Penser le Paradigme Africain avec Pierre Mutunda Mwembo
Jean Willy Biayi
- Institut Supérieur Pédagogique de Mbujimayi
Résumé
Le numéro spécial, composé pour Pierre Mutunda Mwembo à l’occasion de son admission à l’éméritat, essaie – selon la coutume- de rencontrer l’une des préoccupations de celui à qui nous rendons hommage.
Aussi, avons-nous choisi de produire ce texte impulsé par sa pensée et ses intuitions dans le domaine de la prospective, lequel à notre humble avis, n’occupe pas la dernière place de ses préoccupations en fait de philosophie voici bientôt cinq décennies. Ce qui témoigne de la durée de l’intérêt et de l’intensité de sa passion pour la recherche et l’enseignement sur le sujet. Un pari très risqué !
Il était difficile de faire mieux en guise d’hommage que ce qui se fait traditionnellement. Sauf à se répéter. Aussi, avons-nous préféré procédé autrement : éviter de faire des recherches sur ce que le maître a dit et écrit, autrement dit, éviter de chercher ce qu’il a déjà trouvé. Mais nous servir de lui en qualité de réflecteur.
Cette monographie est offerte par notre revue, les Cahiers de la Recherche Interdisciplinaire des Sciences (CRIS) à Pierre Mutunda, le président de son conseil scientifique, professeur émérite à l’université de Kinshasa, docteur en philosophie. Dans les traditions universitaires, ce genre des textes réalisés en l’honneur d’un professeur des universités est la forme la plus solennelle de l’hommage que la communauté de ses collègues, étudiants et amis lui rendent.

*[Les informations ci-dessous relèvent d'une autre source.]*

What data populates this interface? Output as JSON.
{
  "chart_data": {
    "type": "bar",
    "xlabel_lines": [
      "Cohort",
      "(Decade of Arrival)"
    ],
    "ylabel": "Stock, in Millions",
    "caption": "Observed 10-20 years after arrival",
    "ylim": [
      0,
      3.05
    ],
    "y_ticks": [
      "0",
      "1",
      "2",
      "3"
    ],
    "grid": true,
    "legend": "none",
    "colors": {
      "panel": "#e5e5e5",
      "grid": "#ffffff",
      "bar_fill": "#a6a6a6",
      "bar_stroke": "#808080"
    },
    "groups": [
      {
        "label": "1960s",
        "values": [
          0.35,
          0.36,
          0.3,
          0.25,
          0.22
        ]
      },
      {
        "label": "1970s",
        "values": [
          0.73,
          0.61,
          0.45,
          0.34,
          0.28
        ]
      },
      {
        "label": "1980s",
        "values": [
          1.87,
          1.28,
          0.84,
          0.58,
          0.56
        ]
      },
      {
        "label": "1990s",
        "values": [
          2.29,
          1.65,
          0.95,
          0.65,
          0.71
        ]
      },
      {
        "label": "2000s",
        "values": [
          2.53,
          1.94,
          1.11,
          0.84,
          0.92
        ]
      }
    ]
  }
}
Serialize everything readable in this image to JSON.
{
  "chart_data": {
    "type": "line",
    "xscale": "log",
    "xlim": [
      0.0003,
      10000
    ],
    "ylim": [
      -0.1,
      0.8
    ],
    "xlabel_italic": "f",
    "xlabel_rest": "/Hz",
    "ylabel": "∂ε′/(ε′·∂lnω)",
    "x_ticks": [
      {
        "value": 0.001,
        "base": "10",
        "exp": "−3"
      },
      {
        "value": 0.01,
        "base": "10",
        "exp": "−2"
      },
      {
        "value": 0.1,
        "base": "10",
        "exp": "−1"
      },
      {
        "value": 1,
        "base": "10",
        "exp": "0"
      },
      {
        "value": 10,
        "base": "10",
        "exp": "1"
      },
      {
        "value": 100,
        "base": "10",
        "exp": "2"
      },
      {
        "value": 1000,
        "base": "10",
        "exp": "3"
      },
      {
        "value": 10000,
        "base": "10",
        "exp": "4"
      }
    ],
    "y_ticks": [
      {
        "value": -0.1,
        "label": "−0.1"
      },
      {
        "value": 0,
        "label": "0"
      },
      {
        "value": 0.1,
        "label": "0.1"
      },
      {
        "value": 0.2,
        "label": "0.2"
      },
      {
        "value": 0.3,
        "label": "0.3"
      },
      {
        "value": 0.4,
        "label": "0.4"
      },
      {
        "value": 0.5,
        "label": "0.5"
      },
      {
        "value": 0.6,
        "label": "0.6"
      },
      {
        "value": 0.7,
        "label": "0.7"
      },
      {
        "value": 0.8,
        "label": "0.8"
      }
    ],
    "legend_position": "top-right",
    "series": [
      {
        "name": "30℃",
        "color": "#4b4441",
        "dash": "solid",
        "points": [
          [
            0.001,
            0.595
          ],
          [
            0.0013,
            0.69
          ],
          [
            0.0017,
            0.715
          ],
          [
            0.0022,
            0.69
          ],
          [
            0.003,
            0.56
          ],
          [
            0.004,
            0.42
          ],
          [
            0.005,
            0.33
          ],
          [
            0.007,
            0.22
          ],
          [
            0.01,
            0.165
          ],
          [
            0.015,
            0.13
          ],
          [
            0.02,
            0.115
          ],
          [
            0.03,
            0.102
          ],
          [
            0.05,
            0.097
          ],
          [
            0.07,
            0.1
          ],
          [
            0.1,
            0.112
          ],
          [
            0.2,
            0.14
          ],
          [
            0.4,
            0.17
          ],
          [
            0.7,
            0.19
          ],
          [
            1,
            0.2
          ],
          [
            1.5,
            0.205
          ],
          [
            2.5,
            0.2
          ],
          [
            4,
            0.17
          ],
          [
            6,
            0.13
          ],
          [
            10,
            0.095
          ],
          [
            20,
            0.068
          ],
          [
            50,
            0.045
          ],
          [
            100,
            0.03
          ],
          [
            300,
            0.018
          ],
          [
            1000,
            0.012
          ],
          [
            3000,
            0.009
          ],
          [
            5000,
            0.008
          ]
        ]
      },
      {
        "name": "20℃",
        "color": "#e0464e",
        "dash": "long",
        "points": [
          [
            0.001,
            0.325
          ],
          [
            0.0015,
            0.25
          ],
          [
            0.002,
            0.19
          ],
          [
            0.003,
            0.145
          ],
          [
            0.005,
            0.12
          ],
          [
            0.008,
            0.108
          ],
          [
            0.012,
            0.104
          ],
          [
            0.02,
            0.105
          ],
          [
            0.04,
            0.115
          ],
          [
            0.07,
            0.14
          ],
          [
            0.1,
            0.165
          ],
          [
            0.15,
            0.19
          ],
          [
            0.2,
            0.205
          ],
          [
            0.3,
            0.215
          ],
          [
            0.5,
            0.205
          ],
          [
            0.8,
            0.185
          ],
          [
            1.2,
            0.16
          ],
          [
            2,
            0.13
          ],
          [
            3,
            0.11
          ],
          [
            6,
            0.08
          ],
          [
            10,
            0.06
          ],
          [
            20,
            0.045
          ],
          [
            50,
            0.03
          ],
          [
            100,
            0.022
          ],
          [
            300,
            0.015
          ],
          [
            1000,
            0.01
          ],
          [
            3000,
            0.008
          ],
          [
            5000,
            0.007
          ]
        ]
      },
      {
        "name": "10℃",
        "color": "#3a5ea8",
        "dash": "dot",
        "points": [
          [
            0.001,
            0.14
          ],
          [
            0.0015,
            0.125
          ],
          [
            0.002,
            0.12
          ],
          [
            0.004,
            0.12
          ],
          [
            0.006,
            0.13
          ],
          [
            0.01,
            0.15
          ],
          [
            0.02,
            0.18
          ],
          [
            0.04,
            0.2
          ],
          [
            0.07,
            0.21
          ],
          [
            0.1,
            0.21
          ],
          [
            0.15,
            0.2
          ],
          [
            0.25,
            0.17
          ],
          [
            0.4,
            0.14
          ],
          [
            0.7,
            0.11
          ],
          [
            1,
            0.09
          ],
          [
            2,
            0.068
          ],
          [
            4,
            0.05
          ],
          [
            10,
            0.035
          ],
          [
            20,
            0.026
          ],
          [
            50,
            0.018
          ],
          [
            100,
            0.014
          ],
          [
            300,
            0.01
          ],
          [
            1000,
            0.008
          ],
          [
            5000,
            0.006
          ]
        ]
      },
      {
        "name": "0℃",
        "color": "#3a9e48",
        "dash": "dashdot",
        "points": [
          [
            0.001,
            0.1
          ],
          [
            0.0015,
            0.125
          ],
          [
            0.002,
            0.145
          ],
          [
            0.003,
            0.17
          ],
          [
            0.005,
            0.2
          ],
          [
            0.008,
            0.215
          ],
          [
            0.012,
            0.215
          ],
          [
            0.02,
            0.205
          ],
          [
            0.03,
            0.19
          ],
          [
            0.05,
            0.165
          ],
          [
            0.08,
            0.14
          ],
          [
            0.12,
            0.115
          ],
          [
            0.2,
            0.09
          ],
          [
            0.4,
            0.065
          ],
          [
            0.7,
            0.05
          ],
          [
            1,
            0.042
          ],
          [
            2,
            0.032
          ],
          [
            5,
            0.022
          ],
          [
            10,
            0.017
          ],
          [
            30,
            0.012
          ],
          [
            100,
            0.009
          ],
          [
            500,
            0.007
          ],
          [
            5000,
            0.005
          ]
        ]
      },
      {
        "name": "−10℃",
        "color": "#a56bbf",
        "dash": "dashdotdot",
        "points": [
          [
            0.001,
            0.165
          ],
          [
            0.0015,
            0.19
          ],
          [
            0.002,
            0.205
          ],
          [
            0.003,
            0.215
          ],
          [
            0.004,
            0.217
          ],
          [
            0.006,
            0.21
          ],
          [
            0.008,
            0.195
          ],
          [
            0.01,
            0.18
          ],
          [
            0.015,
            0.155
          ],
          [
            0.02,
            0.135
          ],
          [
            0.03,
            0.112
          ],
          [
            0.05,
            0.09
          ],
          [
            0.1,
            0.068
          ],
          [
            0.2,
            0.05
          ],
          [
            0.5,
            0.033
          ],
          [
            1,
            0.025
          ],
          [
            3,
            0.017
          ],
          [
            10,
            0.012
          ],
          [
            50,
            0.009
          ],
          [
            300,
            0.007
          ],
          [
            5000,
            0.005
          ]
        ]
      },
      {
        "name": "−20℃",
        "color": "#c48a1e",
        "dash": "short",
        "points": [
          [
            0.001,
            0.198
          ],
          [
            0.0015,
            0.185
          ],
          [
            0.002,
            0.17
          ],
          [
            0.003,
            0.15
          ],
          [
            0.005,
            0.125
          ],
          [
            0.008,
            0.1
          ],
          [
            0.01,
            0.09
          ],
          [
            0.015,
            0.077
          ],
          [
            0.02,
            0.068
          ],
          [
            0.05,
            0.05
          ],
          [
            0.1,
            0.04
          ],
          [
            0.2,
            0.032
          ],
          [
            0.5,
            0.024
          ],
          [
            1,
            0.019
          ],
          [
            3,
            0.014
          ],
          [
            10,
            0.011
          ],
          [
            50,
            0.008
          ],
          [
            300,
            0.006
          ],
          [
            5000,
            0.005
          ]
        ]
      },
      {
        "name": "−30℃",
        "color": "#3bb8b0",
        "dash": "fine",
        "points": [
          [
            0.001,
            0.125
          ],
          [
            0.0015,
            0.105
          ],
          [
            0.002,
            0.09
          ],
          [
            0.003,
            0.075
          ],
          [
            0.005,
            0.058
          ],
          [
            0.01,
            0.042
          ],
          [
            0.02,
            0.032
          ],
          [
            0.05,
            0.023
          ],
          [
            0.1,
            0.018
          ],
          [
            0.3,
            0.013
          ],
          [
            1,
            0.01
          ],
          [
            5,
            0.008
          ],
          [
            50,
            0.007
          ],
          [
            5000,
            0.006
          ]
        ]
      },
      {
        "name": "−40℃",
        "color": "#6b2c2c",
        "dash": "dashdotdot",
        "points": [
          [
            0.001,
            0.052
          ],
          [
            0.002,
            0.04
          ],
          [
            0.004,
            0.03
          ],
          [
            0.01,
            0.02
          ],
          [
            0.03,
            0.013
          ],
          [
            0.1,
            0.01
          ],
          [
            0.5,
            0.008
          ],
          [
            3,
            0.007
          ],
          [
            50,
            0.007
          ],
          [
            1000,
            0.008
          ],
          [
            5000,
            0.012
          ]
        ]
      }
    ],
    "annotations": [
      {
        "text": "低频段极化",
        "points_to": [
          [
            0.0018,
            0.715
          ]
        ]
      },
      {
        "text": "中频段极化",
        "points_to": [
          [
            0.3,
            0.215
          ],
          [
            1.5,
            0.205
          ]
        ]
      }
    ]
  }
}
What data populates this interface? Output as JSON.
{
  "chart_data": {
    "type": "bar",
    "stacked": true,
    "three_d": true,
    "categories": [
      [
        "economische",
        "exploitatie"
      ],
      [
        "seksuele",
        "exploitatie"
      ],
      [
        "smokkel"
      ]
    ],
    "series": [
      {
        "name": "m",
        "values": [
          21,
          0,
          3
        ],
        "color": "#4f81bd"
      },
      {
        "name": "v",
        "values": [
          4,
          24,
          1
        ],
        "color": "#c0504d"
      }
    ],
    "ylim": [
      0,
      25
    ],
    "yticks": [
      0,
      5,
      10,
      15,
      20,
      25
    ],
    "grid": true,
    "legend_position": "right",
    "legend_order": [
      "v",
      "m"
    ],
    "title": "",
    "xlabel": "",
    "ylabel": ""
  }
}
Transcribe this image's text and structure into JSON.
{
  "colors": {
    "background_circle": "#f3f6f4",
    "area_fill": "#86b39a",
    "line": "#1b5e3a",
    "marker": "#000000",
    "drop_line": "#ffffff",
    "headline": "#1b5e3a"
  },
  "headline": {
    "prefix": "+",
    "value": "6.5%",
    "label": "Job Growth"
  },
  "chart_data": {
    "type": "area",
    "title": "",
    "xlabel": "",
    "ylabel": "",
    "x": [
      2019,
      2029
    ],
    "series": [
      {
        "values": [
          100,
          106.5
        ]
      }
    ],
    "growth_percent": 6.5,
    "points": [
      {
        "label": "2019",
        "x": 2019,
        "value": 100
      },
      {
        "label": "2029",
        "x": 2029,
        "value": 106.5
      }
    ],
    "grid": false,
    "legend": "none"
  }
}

Le fil conducteur qui parcourt son œuvre, ambitionne de souligner l’apport précieux de l’enseignant auprès de la communauté philosophique internationale, par des contributions et des intuitions nouvelles, pertinentes, sur un sujet aussi précis que complexe qu’est le domaine de la prospective. D’où le titre : Penser le paradigme africain avec Pierre Mutunda Mwembo.
La multiplication des crises : géopolitique, sanitaire, économique, sociale, environnementale retient toute notre attention. Elle témoigne de notre imprévoyance collective et nous contraint à concentrer nos moyens sur notre seule adaptation aux urgences au détriment des investissements que requiert la construction de l’avenir. Cet ouvrage explique pourquoi la prospective est plus nécessaire dans sa double dimension : « que peut-il advenir ? » et celle de l’action « que pouvons-nous faire ? ».
Il vise à montrer l’utilité de la veille stratégique dans la prospective comme instrument des futuribles (futurs possibles) et de l’anticipation, au profit de la décision et de l’action, de l’élaboration de visions à long terme, de politiques et de stratégies nous permettant d’être acteurs dans la construction du futur. Son objectif est d’expliquer quand, comment et pourquoi la prospective s’est développée, de préciser les concepts en usage, les philosophies qui les sous-tendent, les instruments opératoires, leurs vertus et leurs limites.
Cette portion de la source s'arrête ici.